As Congress continues to debate our spending priorities for the coming years, Americans are very concerned about the impact our decisions will have on their health care options. I will continue to advocate for access to affordable, quality care for all Americans and protection of Medicare and Medicaid beneficiaries from drastic cuts.
The Health Care Reform Law
In March of 2010, I voted to pass the Affordable Care Act, historic legislation overhauling our nation's broken health-care system. Beginning on January 1, 2014, with commencement of the health care marketplace, 40 million Americans have access to coverage they could not previously afford, and up to 129 million Americans with pre-existing health conditions are no longer being denied coverage by insurers.
Since passage of the law, people in the Seventh District and around the country have already realized many benefits including:
12 million uninsured Americans gained coverage in 2014 - the first year ACA's coverage provisions were in effect.
219,185 people in Indiana were covered through the health insurance marketplace as of February 2015.
87 percent of Hoosiers on the marketplace qualified for an average tax credit of $319 per month.
53 percent of Indiana Marketplace enrollees obtained coverage for $100 or less after any applicable tax credits in 2015, and 85 percent had the option of doing so.
254,127 Hoosiers with private insurance coverage benefited from $11,889,719 in refunds from insurance companies, for an average refund of $84 per family.
Open enrollment for 2016 coverage runs from November 1, 2015 to January 31, 2016. If you need help searching for plans on the health insurance marketplace, you can learn more by:
Visiting the online website at www.healthcare.gov
Finding an In-Person Assister, also called a Navigator, by visiting https://localhelp.healthcare.gov/.
Calling the 24-Hour Affordable Care Act Call Center at 800-318-2596.
Healthy Indiana Plan 2.0 and Medicaid Expansion in Indiana
Medicaid is an entitlement program that provides health coverage to low income Americans. Prior to passage of the health reform law in 2010, eligibility for Medicaid was generally limited to low-income children, pregnant women, parents of dependent children, the elderly, and people with disabilities. However, the new law allows other low-income individuals, such as childless adults to get coverage through Medicaid in states that expand the program--at no cost to the states through 2016.
I worked hard to extend this important health coverage to vulnerable Hoosiers, many of whom have never been insured. Unfortunately, Indiana has chosen not to expand traditional Medicaid and as a result Hoosiers will not have the same access to health coverage as people in our neighboring states, such as Kentucky. However, with my support, our state received a waiver to pursue a limited expansion, the Healthy Indiana Plan 2.0. The plan provides coverage to some low income individuals by requiring beneficiaries to pay a personal responsibility contribution and, under certain circumstances, requires copays. Although it is not as ideal as traditional Medicaid, I was happy to support efforts to implement the Healthy Indiana Plan 2.0. It offers full health benefits, including hospital services and mental health care. I will continue to work with community leaders to educate all Hoosiers to ensure that they receive the best benefits and health care possible.

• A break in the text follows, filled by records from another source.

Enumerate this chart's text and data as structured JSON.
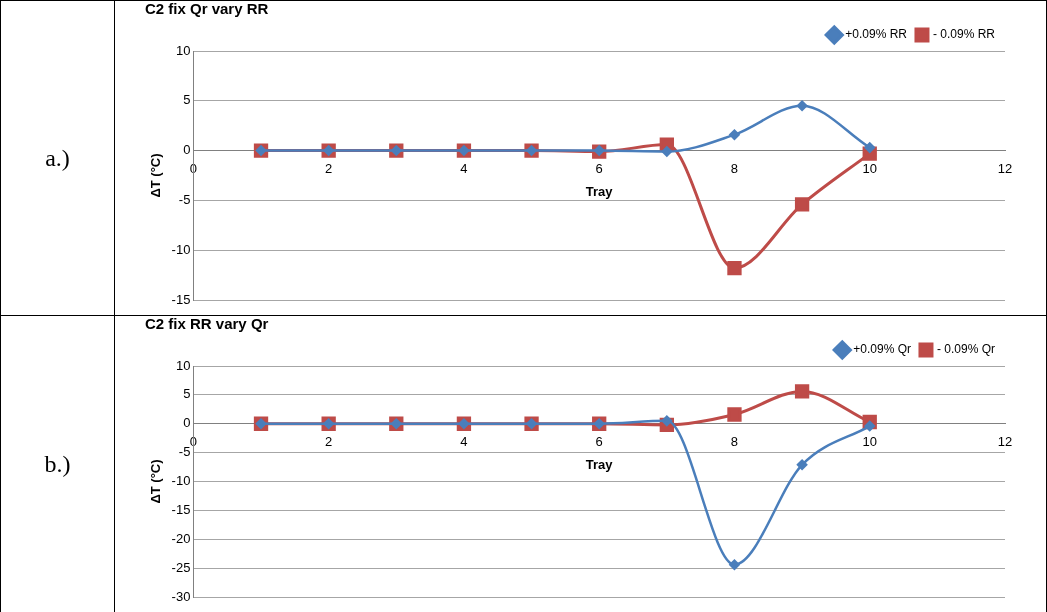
{
  "chart_data": [
    {
      "type": "line",
      "title": "C2 fix Qr vary RR",
      "xlabel": "Tray",
      "ylabel": "ΔT (°C)",
      "annotations": [
        "a.)"
      ],
      "x": [
        1,
        2,
        3,
        4,
        5,
        6,
        7,
        8,
        9,
        10
      ],
      "series": [
        {
          "name": "+0.09% RR",
          "color": "#4a7ebb",
          "marker": "diamond",
          "values": [
            0,
            0,
            0,
            0,
            0,
            0,
            -0.1,
            1.6,
            4.5,
            0.3
          ]
        },
        {
          "name": "- 0.09% RR",
          "color": "#be4b48",
          "marker": "square",
          "values": [
            0,
            0,
            0,
            0,
            0,
            -0.1,
            0.6,
            -11.8,
            -5.4,
            -0.3
          ]
        }
      ],
      "xlim": [
        0,
        12
      ],
      "xticks": [
        0,
        2,
        4,
        6,
        8,
        10,
        12
      ],
      "ylim": [
        -15,
        10
      ],
      "yticks": [
        -15,
        -10,
        -5,
        0,
        5,
        10
      ],
      "grid": "y",
      "legend": "top right"
    },
    {
      "type": "line",
      "title": "C2 fix RR vary Qr",
      "xlabel": "Tray",
      "ylabel": "ΔT (°C)",
      "annotations": [
        "b.)"
      ],
      "x": [
        1,
        2,
        3,
        4,
        5,
        6,
        7,
        8,
        9,
        10
      ],
      "series": [
        {
          "name": "+0.09% Qr",
          "color": "#4a7ebb",
          "marker": "diamond",
          "values": [
            0,
            0,
            0,
            0,
            0,
            0,
            0.5,
            -24.4,
            -7.1,
            -0.4
          ]
        },
        {
          "name": "- 0.09% Qr",
          "color": "#be4b48",
          "marker": "square",
          "values": [
            0,
            0,
            0,
            0,
            0,
            0,
            -0.2,
            1.6,
            5.6,
            0.3
          ]
        }
      ],
      "xlim": [
        0,
        12
      ],
      "xticks": [
        0,
        2,
        4,
        6,
        8,
        10,
        12
      ],
      "ylim": [
        -30,
        10
      ],
      "yticks": [
        -30,
        -25,
        -20,
        -15,
        -10,
        -5,
        0,
        5,
        10
      ],
      "grid": "y",
      "legend": "top right"
    }
  ]
}
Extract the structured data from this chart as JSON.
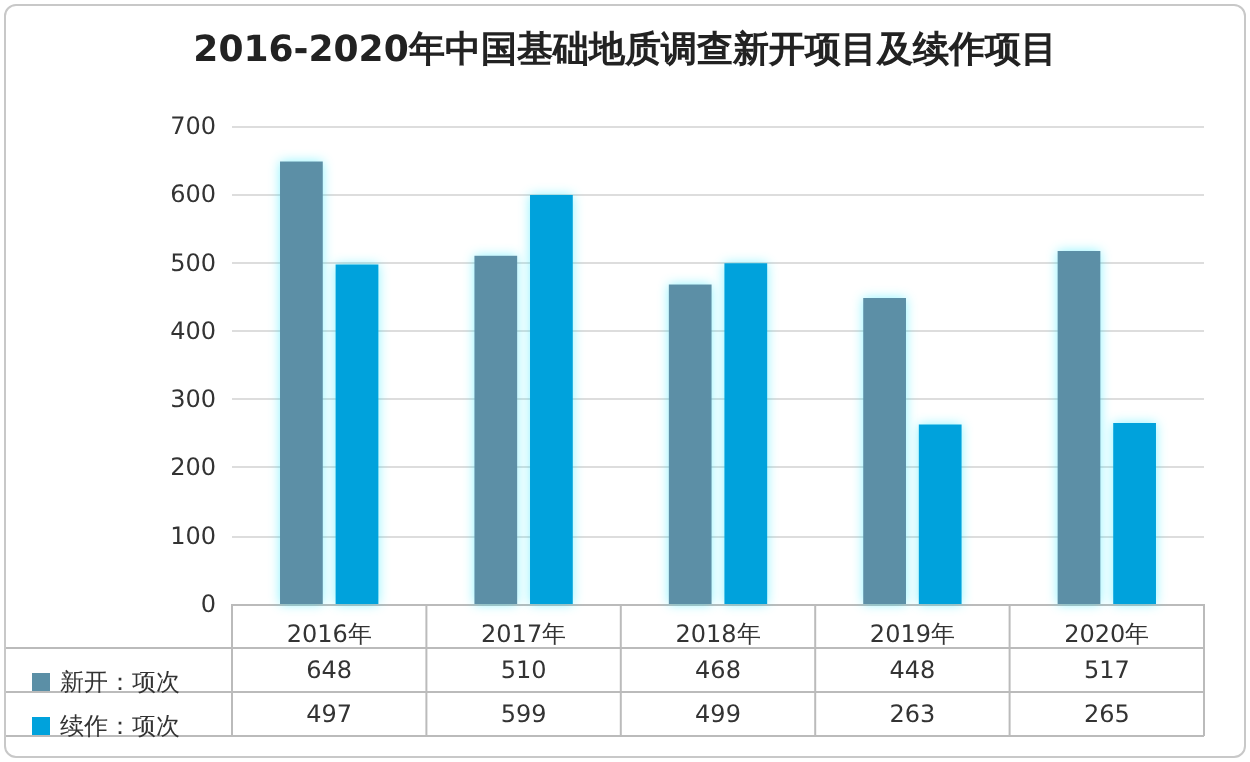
{
  "chart_data": {
    "type": "bar",
    "title": "2016-2020年中国基础地质调查新开项目及续作项目",
    "categories": [
      "2016年",
      "2017年",
      "2018年",
      "2019年",
      "2020年"
    ],
    "series": [
      {
        "name": "新开：项次",
        "color": "#5b8fa6",
        "values": [
          648,
          510,
          468,
          448,
          517
        ]
      },
      {
        "name": "续作：项次",
        "color": "#00a2dc",
        "values": [
          497,
          599,
          499,
          263,
          265
        ]
      }
    ],
    "ylim": [
      0,
      700
    ],
    "yticks": [
      0,
      100,
      200,
      300,
      400,
      500,
      600,
      700
    ],
    "grid": "y",
    "legend": "bottom",
    "data_labels": true
  }
}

Medicare and Protecting The Health of Our Seniors
Medicare is a federal insurance program that pays for covered health care services of qualified beneficiaries, including individuals 65 and older. I have continuously fought to protect our seniors from the rising costs of health care. As my colleagues and I continue to look for ways to make Medicare more efficient, I am committed to maintaining a high quality of care.
Access to health services and prescription drugs through Medicare is only the first hurdle our seniors face as they deal with problems such as serious illnesses and living on fixed-incomes. The Affordable Care Act eased some of the burdens on seniors by helping seniors close the gap between coverage and out of pocket expenses for prescription drugs. In Indiana, Medicare beneficiaries have already saved nearly $377,084,734 on prescription drugs. In 2014 alone, 126,526 Hoosiers saved over $117,854,817, or an average of $931 per beneficiary. Other ways our seniors are benefitting include:
Reduced prescription drug costs. In 2015, Medicare beneficiaries received a 55 percent discount on covered brand name drugs and a 35 percent discount on generic drugs to help ease out of pocket expenses.
Free Medicare coverage of key preventive services, such as mammograms and colonoscopies, and annual wellness visits.
Additional savings, including stable and lower premiums and a lower deductible.
Extended solvency of the Medicare Trust Fund by nearly a decade.
Reduced fraud and abuse that would have resulted in higher costs to seniors. The health law includes new technology and tougher screening procedures that have led to more than $27 billion being returned to the Medicare Trust Fund.